In an NYRB essay on former intelligence czar Michael Hayden’s new memoir, the author notes a curious moment where Hayden describes the interaction of intelligence figures across borders who meet and talk shop. In this tête-a-tête occasionally a moment emerges that Hayden calls a “creation mythology,” in which his counterpart would make a comment passed off as fact that expresses a non-critical judgment of political conviction. His example: a remark that Serbian Muslims do not care for the lives of their children. Hayden then turns this realization back on himself and wonders if his counterpart similarly treats some of his own comments in this way as mere “creation mythology.” And he concludes that yes, this must be the case.

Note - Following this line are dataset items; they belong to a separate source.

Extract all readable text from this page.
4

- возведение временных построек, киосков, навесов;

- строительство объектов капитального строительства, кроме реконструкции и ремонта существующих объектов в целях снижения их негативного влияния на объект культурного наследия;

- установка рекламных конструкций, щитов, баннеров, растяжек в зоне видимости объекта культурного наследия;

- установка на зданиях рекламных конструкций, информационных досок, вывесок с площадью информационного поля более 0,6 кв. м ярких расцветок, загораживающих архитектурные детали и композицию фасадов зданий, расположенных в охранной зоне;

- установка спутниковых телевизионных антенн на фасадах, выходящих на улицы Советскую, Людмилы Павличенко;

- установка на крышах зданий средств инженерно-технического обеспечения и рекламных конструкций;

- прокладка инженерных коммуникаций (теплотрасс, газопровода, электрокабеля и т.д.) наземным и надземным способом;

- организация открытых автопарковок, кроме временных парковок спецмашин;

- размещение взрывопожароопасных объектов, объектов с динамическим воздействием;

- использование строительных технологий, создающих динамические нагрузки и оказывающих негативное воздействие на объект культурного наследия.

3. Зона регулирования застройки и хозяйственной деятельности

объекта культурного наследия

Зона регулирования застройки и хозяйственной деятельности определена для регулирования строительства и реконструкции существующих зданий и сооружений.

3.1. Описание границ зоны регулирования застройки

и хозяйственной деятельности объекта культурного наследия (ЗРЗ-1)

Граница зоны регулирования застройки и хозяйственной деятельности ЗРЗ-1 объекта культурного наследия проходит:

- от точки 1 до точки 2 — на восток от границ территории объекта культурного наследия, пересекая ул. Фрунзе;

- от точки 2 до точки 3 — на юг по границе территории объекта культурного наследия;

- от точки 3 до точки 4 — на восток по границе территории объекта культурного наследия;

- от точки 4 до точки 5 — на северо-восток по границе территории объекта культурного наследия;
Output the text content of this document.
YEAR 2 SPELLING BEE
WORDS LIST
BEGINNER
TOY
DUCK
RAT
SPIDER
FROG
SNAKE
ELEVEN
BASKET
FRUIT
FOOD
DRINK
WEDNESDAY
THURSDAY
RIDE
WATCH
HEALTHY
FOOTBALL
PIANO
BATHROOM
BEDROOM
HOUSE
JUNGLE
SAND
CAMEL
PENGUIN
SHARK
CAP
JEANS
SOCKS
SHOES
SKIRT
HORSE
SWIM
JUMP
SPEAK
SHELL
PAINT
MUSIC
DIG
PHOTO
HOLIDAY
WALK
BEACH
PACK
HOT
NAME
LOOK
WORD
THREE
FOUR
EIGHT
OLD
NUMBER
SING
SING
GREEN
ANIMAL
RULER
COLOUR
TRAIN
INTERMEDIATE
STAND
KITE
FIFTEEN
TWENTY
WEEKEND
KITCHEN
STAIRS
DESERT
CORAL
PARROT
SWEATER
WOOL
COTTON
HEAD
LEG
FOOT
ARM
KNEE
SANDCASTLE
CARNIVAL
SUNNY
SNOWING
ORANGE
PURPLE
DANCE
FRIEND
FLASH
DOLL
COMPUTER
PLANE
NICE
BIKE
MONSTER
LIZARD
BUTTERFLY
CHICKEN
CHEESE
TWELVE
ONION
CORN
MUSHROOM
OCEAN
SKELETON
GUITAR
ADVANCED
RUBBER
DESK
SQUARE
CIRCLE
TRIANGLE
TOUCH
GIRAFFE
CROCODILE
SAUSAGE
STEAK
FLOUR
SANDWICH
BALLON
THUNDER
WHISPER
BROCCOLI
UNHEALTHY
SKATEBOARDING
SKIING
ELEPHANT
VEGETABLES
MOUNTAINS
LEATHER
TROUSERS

I cluck like a chicken and say “no shit” to myself, because I am enlightened, and know all about the inestimable value of reflection, and feel a little warm inside knowing that I am enlightened. Then I start to think that reflection and intelligence are not synonymous. I think about how so many people are intelligent in being able to understand and apply rules and methods. But that this does not mean that they are capable of reflection (as I am!).
This reminds me of a period when I was a graduate student thinking about “the gift” and using this terribly abstract concept to make sense of my life. An erstwhile girlfriend told me that this was a mistake. This judgment became the more true as I slowly suffered through the beginnings of an emotional decline.
Yet what I was doing at that moment was—in at least one respect—reflection. I was taking a concept that I was obligated to learn as a student of philosophy and was turning the concept back on my own life. This is why people study philosophy, I believe (I hope). They are bedeviled by concepts that have a personal resonance. Through whatever path led me to philosophy (long Sunday mornings in church) a concept bedeviled me, and either that bedevilment continued or was replaced by a newer, more robust, more “sophisticated” bedevilment. The point is that the activity was personal in an essential respect.
To approach this phenomenologically, the ego has an object that it attends to and becomes (in the sense that it momentarily dispenses with self-consciousness). This is how the mechanic or the philosopher-technician works. Without self-consciousness, the ego cannot be reflective.
In the act of reflection, by contrast, the ego poses the object over against itself, yet it remains aware of itself in this act of attention, such that it can counterpose the object to itself. This is reflection: turning the concept back upon the thinker—becoming self-conscious.
And yet, to turn it against oneself means to draw forth some knowledge of oneself (an object of consciousness) and to relate it to the first object—the concept. One has doubled the objects. If we had imagined that in self-consciousness we somehow had knowledge of the self outside of objecthood, that is false.
This is what constitutes the act of reflection. But then I have to turn back to this essay and wonder what it is that I think I know when I judge Michael Hayden’s non-critical concept of “creation mythology.” I do not know why he calls it a creation mythology, although I understand why it might be a mythology. Most accounts call this ideological consciousness. In Marx and Engel’s writings, ideological consciousness is a knowledge of the world already shaped by the class interests to which one belongs yet to some degree oblivious of being shaped by these class interests. This concept can be extended to include political and ethnic interests or investments. It is generally conceived as a false consciousness.
But what strikes both myself and the essay’s author is Hayden’s failure to recognize until writing this memoir—or simply his failure to thematize in any meaningful way—that the notion of a creation mythology applies to himself as equally as it does to his erstwhile counterpart.
This lack is generally characteristic of dramatically successful people: they do not reflect on themselves in any meaningful way. In a certain sense all of us fail to truly reflect on ourselves, because we are not capable of knowledge of the self outside the frame of objecthood or representation. We cannot depart from our prejudices and therefore never actually witness their shortcomings.